Ils prirent le vélo de mon père sous la menace de
leurs fusils.
Le samedi 9 septembre 44, des camions avec fanions arrivent devant
notre maison. Ces hommes aux renues disparates nous assurent que
nous n'avons rien à craindre, ce sont les gars du CFP.
Ils poursuivent les allemands depuis le Sud - Ouest, sous le commandement
du colonel POMMIES ; Ceux - ci sont sous les ordres du Chef de
Bataillon WURSTEISEN, du Capitaine TURBAN entre autres. Ils nous
demande d'entreposer du matériel, ils installent leur popote
roulante, leur camion d'essence et des munitions dans notre cour;
Dans la nuit du 9 au 10 septembre, mon père conduit une
section à traves bois à la Commaille ; Il rentre
au petit matin juste pour évacuer la maison à la
hâte et nous réfugier au Château de Chantal.
Les allemands sont proches. Sous la forte pression allemande,
les CFP reçoivent l'ordre de se replier. Nous ne sommes
plus protégés. Ce dimanche 10 septembre vers 10h.30
le Commandant WURSTEISEN est tué ainsi que le chef JACQUEMIN
à 200m de ma maison. Je suis allé sur les lieux
du combat avec mon père et d'autres personnes les jours
suivants. J'ai assisté à leurs obsèques à
Monthelon et, vu pleurer des soldats autour des cercueils.
Depuis les années sont passées avec le souvenir
de ces évènements gravés dans ma mémoire.
Pourquoi ces deux officiers ont- ils été tués
à la lisière du bois ? et ce sous officier allemand
tué près d'eux ? Qu'est devenu le petit soldat français
blessé à côté du commandant ? Sans
doute est-il reparti chez lui, J'aurais tant aimé le connaître
! Il me faudra attendre le 50e anniversaire de notre libération
pour que je rencontre le petit blessé... C'était
alphonse CARNEADO qui vivait pourtant si près de nous,
à Autun. Je le connaissais, mais j'ignorais son passé
au CFP. Il devint rapidement mon ami, me conduisant tout naturellement
à faire la connaissance de Moïse BERNADOT son sauveur
du 10 septembre 44. Pour ce cinquantième anniversaire,
j'ai proposé à Alphons CARNEADO et à 2 ou
3 de ses amis du CFP de nous rendre sur le lieu de l'affrontement.

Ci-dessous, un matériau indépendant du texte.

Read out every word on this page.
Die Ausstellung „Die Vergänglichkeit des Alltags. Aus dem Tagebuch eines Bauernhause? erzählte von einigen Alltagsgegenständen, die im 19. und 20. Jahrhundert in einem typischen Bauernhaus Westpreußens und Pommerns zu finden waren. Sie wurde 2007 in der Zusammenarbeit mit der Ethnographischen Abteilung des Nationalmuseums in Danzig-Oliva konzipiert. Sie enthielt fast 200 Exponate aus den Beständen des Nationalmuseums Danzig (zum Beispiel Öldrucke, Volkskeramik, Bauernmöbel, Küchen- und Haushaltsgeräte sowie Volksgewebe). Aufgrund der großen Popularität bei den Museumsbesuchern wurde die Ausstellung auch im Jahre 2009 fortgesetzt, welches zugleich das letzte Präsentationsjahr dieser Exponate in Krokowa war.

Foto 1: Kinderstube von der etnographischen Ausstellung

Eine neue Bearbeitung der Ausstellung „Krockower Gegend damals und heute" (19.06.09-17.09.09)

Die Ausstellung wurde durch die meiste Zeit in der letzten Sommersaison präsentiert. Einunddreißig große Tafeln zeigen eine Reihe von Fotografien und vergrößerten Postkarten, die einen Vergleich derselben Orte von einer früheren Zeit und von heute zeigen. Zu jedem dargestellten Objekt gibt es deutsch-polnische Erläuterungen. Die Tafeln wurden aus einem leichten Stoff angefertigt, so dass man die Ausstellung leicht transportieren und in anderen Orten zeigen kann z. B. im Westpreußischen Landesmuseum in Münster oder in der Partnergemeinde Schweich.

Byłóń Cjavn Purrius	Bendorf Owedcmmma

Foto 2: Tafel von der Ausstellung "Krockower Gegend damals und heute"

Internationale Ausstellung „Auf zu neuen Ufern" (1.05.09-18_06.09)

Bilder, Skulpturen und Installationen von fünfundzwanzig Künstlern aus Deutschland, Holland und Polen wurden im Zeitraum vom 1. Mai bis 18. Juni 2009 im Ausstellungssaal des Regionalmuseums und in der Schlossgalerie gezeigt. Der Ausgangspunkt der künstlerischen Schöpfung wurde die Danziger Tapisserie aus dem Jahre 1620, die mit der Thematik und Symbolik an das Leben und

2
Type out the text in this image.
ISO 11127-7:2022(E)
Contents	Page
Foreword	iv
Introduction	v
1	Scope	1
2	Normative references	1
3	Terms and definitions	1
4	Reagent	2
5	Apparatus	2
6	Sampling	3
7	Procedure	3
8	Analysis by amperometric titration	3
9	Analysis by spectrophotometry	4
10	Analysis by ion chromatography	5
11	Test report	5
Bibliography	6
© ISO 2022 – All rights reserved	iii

Et là, je ressentis une grande honte ! Rien ne signalait
l'endroit de leur dernier combat. C'est ce jour là que
je décidais de placer une croix sur laquelle serait apposé
une plaque. Il fallait agir et rattraper 50 ans d'oubli, de silence,
de négligence. Ce lieu devait porter une marque de respect
à ces braves combattants tombés pour notre liberté.
Aujourd'hui, ma plus grande fierté est d'entendre résonner
le Chant des Partisans et la Marseillaise en présence des
anciens du CFP sur ce lieu de Mémoire si longtemps oublié.